Launching online ordering didn’t go quite as smoothly.
The day they reopened with that service in place, he said, “we were so busy that we crashed the entire system. ”
Coates and wife Kayla live in Los Osos with their children, ages 7 and 9. Conveniently, they’ve opened another High Street deli in a historical structure at 1326 Second St. in Baywood Park. They took a couple of years to remodel it, then opened in 2021.
“Both locations have great historical importance,” Coates said, noting that “the Baywood place was moved from its spot on the pier in the 1940s, when the pier was torn down.”
The Baywood deli has some items not offered in San Luis Obispo, such as Hearst Ranch burgers, a Cubano sandwich, beef dip, house-cut fries and Strauss soft-serve ice cream that “makes great floats with our craft sodas on tap,” he said.
Meanwhile, in San Luis Obispo, Coates will renovate the original building, which has been transformed several times over the decades.
“We want to make it better, but exactly the same, keeping its historical significance,” he said. “The siding, probably from the 1940s, is shot. It’s so bad, we can’t even paint it anymore. It just flakes away.”
He said he’s lately looking to adapt the paintings to construction based on original photographs.

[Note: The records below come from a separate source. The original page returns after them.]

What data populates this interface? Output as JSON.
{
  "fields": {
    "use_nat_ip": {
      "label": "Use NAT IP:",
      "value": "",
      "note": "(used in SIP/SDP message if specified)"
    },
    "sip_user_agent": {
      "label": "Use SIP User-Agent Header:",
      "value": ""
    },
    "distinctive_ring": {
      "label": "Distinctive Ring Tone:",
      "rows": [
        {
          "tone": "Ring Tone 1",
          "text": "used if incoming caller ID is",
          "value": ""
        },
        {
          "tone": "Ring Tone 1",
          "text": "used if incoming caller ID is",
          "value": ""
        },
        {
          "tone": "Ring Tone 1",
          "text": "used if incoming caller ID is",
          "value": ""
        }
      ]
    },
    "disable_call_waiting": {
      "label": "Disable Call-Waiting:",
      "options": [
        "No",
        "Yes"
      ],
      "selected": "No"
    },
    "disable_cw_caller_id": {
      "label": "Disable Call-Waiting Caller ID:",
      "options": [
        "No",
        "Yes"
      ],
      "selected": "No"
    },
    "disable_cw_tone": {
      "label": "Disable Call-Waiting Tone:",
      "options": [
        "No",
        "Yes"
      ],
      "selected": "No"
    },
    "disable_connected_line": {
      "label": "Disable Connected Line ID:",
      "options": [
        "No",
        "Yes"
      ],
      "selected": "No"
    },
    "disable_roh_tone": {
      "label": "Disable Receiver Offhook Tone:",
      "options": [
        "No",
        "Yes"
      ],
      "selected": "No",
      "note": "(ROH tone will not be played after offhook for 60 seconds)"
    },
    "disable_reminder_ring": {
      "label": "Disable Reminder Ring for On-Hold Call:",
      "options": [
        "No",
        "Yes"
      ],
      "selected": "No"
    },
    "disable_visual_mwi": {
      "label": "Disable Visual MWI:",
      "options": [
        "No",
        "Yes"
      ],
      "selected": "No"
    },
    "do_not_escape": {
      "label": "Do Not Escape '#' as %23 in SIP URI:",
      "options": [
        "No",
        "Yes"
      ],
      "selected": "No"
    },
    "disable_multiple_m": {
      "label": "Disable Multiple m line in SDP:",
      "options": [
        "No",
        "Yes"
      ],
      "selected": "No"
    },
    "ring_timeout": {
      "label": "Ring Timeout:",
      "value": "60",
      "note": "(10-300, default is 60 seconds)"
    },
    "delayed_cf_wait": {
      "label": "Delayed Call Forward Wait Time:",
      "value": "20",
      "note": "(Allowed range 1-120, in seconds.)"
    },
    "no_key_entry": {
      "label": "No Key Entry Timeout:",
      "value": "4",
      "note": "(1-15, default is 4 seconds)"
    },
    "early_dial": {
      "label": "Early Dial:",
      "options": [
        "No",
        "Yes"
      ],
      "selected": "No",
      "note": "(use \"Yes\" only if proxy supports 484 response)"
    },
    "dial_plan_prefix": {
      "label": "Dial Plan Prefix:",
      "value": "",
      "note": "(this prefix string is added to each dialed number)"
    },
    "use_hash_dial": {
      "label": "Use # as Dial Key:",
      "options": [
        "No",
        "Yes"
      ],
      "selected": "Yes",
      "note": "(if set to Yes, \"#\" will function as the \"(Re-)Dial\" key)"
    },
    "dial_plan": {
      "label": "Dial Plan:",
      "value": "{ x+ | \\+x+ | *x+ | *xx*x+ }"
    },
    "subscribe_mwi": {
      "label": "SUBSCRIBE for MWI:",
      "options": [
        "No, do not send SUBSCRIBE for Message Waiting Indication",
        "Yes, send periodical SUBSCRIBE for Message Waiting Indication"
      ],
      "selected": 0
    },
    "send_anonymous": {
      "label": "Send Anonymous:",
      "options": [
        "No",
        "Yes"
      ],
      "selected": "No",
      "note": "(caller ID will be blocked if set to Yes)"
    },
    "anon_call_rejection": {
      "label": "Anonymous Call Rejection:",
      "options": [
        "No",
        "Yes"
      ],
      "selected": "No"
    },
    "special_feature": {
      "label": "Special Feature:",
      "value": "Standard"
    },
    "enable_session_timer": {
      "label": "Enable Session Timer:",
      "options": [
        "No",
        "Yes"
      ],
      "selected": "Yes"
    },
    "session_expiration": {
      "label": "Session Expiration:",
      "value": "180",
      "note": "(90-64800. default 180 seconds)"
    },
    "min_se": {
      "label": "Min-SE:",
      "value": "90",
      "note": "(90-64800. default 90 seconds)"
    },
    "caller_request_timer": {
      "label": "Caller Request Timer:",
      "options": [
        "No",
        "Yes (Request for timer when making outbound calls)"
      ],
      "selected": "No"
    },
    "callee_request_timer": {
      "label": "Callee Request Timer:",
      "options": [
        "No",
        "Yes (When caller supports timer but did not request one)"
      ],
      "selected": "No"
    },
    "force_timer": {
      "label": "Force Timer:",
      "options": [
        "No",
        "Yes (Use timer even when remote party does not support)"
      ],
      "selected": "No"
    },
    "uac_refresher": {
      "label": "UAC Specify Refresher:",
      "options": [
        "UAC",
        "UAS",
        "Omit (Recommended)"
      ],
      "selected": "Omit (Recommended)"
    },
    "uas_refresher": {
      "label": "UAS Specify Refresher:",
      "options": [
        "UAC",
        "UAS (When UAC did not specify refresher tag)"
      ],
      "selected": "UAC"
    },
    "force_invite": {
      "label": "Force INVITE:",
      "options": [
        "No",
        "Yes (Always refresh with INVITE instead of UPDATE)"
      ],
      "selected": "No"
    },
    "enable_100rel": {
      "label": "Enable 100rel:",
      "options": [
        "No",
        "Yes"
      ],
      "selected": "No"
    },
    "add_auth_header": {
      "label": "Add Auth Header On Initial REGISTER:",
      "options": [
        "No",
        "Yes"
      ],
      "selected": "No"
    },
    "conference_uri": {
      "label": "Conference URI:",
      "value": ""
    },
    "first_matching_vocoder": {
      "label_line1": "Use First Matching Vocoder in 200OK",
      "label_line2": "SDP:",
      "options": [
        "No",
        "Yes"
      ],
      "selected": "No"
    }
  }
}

He also plans to replicate the historic sign.
“We’re going to repaint it to leave it in its condition,” he said.
The High Street Deli, at High and Carmel streets, and the Baywood deli at 1326 Second St. are open from 11 a.m. to 5:30 p.m. The Baywood location is closed Tuesdays and Wednesdays, but the San Luis Obispo location is open every day.
Both have dog-and-kid-friendly patios, and the Baywood deli has a large dedicated play area for children.
Phone numbers are 805-541-4738 for San Luis Obispo and 805-439-2977 for Baywood. But they don’t accept phone orders, encouraging consumers to place orders online at highstdeli. com, even up to 3 days in advance.